Koca bir, benim için ruhsuz, bir Ramazan ayı geçti. Ben artık daha da iyimser olmak için fazladan çaba gösterir oldum. Israrla kimsenin anlamayışını umursamayı reddettim. Neden? Ne ben ne de başkaları yorulmasın diye. Hata ettiğimi düşünmüyorum. Sonuçta geçen zaman içinde olanlar, sorunlarımı çekerken her sefer ve her zaman yalnız olacağımı, hiçbir zaman hiçbir kimsenin benim yanımda olmayacağını daha da iyi gösteriyor...

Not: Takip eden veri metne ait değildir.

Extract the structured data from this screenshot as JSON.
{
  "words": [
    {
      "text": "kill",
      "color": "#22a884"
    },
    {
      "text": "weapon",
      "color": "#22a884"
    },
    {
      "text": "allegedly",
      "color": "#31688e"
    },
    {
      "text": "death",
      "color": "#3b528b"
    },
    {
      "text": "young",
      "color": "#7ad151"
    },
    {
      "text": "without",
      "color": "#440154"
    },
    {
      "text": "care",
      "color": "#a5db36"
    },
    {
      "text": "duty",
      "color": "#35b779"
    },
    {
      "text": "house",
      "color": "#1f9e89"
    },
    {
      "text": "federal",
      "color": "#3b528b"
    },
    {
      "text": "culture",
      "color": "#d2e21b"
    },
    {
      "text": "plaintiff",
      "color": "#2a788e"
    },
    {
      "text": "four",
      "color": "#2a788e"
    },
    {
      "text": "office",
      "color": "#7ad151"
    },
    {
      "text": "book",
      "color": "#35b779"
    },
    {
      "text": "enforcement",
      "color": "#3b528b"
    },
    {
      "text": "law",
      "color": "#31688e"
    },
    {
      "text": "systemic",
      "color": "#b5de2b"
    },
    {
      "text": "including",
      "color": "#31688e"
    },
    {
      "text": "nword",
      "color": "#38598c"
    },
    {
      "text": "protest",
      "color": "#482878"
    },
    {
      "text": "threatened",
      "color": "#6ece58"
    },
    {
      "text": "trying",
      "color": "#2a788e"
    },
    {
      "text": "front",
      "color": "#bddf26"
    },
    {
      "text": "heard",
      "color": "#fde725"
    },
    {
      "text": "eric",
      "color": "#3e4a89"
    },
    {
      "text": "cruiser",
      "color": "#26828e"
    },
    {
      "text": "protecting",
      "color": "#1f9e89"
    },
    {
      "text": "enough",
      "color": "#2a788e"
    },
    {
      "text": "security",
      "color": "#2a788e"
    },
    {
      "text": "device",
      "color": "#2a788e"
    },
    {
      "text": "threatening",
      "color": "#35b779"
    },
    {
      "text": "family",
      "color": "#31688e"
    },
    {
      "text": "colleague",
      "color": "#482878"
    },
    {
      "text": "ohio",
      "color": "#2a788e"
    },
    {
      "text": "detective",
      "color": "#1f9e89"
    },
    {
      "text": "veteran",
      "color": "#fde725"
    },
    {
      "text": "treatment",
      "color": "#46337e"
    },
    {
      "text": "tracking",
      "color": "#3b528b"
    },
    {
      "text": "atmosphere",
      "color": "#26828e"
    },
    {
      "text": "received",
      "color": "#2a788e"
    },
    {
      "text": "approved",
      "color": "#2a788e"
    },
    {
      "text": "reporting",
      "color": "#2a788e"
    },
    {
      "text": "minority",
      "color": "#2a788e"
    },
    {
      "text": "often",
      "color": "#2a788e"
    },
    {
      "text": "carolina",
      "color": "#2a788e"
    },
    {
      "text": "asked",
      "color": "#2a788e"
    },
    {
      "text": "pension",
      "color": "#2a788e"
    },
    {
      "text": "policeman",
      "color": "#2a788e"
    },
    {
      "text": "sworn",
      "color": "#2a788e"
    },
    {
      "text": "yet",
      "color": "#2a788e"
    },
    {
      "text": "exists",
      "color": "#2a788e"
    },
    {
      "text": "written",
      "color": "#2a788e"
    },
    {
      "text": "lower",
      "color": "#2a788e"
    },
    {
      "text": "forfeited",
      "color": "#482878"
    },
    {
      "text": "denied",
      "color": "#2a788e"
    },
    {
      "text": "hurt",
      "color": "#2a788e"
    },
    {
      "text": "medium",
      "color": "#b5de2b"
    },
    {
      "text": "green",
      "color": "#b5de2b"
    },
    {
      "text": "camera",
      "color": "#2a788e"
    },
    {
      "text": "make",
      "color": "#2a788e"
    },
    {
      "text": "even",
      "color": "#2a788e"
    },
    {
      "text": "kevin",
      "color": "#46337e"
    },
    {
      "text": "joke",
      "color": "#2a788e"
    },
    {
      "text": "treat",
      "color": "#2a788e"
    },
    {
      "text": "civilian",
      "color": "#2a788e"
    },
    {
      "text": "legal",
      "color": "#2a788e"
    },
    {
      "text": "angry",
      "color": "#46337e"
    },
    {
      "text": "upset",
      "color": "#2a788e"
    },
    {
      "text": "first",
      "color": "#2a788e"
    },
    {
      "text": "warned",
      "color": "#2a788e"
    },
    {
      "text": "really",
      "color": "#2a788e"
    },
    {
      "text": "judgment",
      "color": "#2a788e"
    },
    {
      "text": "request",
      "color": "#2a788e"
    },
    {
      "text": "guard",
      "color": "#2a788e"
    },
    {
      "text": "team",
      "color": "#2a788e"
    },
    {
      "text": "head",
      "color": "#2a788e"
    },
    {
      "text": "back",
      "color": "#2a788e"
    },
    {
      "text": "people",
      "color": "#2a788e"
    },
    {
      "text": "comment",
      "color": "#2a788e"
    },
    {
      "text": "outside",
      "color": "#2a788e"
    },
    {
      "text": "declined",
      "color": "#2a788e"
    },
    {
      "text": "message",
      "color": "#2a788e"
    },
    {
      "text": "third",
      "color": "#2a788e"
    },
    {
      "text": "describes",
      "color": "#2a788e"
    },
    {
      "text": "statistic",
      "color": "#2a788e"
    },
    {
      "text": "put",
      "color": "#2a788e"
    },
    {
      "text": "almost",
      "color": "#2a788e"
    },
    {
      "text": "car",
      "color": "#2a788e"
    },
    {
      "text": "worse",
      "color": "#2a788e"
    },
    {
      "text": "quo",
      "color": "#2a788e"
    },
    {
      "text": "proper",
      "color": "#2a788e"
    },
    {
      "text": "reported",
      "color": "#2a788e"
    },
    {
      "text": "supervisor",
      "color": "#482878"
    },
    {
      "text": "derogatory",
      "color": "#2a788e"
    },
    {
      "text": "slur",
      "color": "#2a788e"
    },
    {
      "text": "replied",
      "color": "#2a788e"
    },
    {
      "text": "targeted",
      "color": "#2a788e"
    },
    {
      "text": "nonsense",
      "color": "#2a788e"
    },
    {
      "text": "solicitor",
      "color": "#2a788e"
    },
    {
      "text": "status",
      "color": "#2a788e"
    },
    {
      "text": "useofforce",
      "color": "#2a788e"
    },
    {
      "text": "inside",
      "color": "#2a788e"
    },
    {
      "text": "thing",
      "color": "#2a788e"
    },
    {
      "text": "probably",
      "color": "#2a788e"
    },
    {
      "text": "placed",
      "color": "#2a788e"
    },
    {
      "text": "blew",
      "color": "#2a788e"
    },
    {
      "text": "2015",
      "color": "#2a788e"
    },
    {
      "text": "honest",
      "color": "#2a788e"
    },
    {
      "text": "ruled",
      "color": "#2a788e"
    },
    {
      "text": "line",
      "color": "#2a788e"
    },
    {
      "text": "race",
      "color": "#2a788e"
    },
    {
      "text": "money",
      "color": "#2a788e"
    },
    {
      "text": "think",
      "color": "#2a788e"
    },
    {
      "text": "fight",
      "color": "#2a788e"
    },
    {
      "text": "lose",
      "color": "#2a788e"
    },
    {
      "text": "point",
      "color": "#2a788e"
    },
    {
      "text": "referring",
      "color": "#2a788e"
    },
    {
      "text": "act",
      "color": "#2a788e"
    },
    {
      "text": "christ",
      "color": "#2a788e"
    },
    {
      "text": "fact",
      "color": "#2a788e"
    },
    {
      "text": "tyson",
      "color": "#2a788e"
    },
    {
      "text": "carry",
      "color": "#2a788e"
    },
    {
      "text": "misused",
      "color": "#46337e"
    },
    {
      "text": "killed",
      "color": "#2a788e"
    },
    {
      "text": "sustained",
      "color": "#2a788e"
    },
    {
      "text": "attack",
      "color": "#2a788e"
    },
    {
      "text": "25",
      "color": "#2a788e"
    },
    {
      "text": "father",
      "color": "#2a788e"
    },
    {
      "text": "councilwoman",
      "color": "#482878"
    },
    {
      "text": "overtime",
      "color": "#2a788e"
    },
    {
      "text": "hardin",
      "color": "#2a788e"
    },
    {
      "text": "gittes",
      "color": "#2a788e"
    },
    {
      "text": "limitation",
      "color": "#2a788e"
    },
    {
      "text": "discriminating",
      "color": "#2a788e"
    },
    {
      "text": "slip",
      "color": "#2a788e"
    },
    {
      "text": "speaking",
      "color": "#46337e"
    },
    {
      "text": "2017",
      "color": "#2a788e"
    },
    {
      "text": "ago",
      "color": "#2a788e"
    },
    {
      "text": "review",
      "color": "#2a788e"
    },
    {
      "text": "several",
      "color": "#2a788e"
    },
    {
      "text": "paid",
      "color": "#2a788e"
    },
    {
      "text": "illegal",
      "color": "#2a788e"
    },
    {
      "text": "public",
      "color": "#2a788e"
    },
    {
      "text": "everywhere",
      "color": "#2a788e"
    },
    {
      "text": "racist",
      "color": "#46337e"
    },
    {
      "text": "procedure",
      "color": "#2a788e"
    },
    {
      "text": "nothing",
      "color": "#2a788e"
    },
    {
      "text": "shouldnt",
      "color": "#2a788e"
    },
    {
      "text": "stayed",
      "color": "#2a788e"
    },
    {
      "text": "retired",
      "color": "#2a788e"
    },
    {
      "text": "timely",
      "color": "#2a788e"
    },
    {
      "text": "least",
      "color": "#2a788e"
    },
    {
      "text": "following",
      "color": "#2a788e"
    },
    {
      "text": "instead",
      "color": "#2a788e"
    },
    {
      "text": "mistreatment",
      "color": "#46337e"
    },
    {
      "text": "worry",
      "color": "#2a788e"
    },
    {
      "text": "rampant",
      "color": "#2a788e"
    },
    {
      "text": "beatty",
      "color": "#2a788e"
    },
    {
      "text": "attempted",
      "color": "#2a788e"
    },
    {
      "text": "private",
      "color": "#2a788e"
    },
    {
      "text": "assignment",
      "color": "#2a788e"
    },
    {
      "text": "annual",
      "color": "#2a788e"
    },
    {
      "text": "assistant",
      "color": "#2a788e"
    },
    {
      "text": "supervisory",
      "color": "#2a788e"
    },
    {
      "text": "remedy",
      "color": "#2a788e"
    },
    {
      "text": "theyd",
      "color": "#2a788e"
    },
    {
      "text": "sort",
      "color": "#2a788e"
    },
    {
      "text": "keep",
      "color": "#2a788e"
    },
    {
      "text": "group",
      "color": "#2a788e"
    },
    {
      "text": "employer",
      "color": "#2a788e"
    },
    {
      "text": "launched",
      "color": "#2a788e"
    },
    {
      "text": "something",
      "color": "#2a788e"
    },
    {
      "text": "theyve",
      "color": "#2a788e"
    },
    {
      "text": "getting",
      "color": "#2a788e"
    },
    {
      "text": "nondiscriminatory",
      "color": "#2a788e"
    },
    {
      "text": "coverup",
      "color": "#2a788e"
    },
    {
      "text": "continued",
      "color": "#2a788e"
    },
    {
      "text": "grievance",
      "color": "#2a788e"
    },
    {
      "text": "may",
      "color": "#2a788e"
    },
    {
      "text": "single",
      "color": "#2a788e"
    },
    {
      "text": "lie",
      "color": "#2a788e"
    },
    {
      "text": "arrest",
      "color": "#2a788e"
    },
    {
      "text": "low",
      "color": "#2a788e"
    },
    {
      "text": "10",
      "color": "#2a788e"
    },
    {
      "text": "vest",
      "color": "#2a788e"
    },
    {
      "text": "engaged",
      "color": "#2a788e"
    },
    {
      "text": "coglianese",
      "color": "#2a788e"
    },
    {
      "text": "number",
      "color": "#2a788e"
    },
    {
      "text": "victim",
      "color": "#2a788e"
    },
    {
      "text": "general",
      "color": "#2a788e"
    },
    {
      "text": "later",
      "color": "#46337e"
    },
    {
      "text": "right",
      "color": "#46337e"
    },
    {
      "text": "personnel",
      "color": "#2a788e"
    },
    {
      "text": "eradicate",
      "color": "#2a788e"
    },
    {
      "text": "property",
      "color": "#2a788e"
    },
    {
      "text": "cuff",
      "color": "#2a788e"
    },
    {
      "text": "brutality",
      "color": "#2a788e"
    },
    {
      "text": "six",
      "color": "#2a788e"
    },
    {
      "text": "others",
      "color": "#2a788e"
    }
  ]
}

Bayram arifesinde oldu her şey. 7 Ağustos'u 8'e bağlayan gecede, sabah saat 5'e kadar, annem ve ablamgille olan diyalogumdan bahsediyorum olup bitenlerle ilgili. Bir ara ablamgille paylaşmayı düşündüğüm; ama daha sonra tamamen vazgeçtiğim, belki de en gizli sırrımı, ağlayarak söyledim onlara. Bugüne kadar çektiklerimin sadece hiperhidrozis ya da geleceğimin karamsarlığından ibaret olmadığını anlamaları dışında, başka hiçbir şey anladıklarını düşünmüyorum. Her ne kadar şu anda İstanbul'da olsam da, önümüzdeki günlerde psikologa gidecek olsam da, içlerinden geçirdiklerini, üzüntülerini anlayabiliyorum. Hiçbir şeyin güllük gülistanlık olmayacağını ben de biliyorum tabii ki; ama niyeyse, konu insanlar ve sevgi olunca, çok naif bakıyorum sanırım her şeye. Daha iyimser, daha umutlu oluyorum. Belki hata ediyorum. Emin değilim...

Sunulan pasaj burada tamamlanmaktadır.